Local newspaper reporters in Cochise County sought the names of jurors who recently served on two criminal trials. They enlist the support of a clinical professor and two law students to represent them. They argue the innominate jury system violates the First Amendment and Arizona law. Trial court denied their request for juror identity, and they file a special action. Jurisdiction is accepted, but relief is denied.
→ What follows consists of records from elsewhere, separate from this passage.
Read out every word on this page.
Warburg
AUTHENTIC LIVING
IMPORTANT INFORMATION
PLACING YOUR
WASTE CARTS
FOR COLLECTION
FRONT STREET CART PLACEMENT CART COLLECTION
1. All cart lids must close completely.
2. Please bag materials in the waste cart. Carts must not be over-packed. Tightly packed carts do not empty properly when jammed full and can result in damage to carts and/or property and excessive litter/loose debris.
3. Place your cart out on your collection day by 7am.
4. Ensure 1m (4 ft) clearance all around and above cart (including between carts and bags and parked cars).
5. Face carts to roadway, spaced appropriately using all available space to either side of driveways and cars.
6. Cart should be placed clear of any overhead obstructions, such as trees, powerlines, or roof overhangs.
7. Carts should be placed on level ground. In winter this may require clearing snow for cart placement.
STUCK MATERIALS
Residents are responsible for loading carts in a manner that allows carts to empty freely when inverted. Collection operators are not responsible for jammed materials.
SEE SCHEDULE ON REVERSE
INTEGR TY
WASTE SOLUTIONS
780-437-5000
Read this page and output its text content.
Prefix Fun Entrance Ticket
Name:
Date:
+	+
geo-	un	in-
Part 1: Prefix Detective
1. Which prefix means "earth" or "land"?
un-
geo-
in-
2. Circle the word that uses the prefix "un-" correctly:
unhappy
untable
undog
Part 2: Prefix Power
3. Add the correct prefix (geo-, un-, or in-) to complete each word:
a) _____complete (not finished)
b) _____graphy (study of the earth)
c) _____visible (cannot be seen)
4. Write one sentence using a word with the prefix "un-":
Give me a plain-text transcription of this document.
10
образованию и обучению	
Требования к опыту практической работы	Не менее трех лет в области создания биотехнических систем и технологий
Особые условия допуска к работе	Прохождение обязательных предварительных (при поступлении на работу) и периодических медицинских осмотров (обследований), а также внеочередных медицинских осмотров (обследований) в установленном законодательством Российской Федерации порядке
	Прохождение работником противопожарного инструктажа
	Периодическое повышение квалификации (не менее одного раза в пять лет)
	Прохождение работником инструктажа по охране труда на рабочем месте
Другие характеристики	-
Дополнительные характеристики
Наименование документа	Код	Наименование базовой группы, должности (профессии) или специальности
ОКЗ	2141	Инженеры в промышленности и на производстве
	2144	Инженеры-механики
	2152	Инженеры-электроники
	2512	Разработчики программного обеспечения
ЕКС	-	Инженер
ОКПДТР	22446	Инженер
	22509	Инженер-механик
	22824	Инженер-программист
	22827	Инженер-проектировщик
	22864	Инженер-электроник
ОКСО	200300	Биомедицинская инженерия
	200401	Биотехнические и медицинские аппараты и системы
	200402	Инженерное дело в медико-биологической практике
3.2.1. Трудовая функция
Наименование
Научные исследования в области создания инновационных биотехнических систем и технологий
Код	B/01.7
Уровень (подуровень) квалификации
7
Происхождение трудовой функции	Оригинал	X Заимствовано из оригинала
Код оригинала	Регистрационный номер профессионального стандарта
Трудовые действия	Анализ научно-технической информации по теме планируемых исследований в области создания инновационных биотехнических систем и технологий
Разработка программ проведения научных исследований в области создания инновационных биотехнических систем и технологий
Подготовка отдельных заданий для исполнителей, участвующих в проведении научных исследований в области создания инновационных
It is unclear what Arizona law the reporters rely upon. The court begins by citing Arizona statutes and rules protecting juror information. None support the reporters. The court then addresses the First Amendment. The reporters argue past historical practice in Cochise County of allowing access and this experience demonstrates a First Amendment right of access. The court rejects this concluding that a historical experience test does not look at the particular practice of one jurisdiction but the experience throughout the United States. The court finds a split of authority on this point, and distinguishes case law discussing the right of access with other aspects of the jury system including public trial and the voir dire process. The court stresses the potential harm in mandating the disclosure of juror names including subjecting jurors to public unwanted media attention, harassment, embarrassment, or danger. Such disclosure would also elevate fair-trial concerns for defendants in high-profile cases. “The danger of jurors being exposed to information or questions about the case, concerns about their safety or reputation as a result of their vote, and violations of their privacy may create violations of due process.” The court points in the right direction. Protecting jurors’ privacy and the rights of an accused to a fair trial ranks higher than newspaper reporters selling information.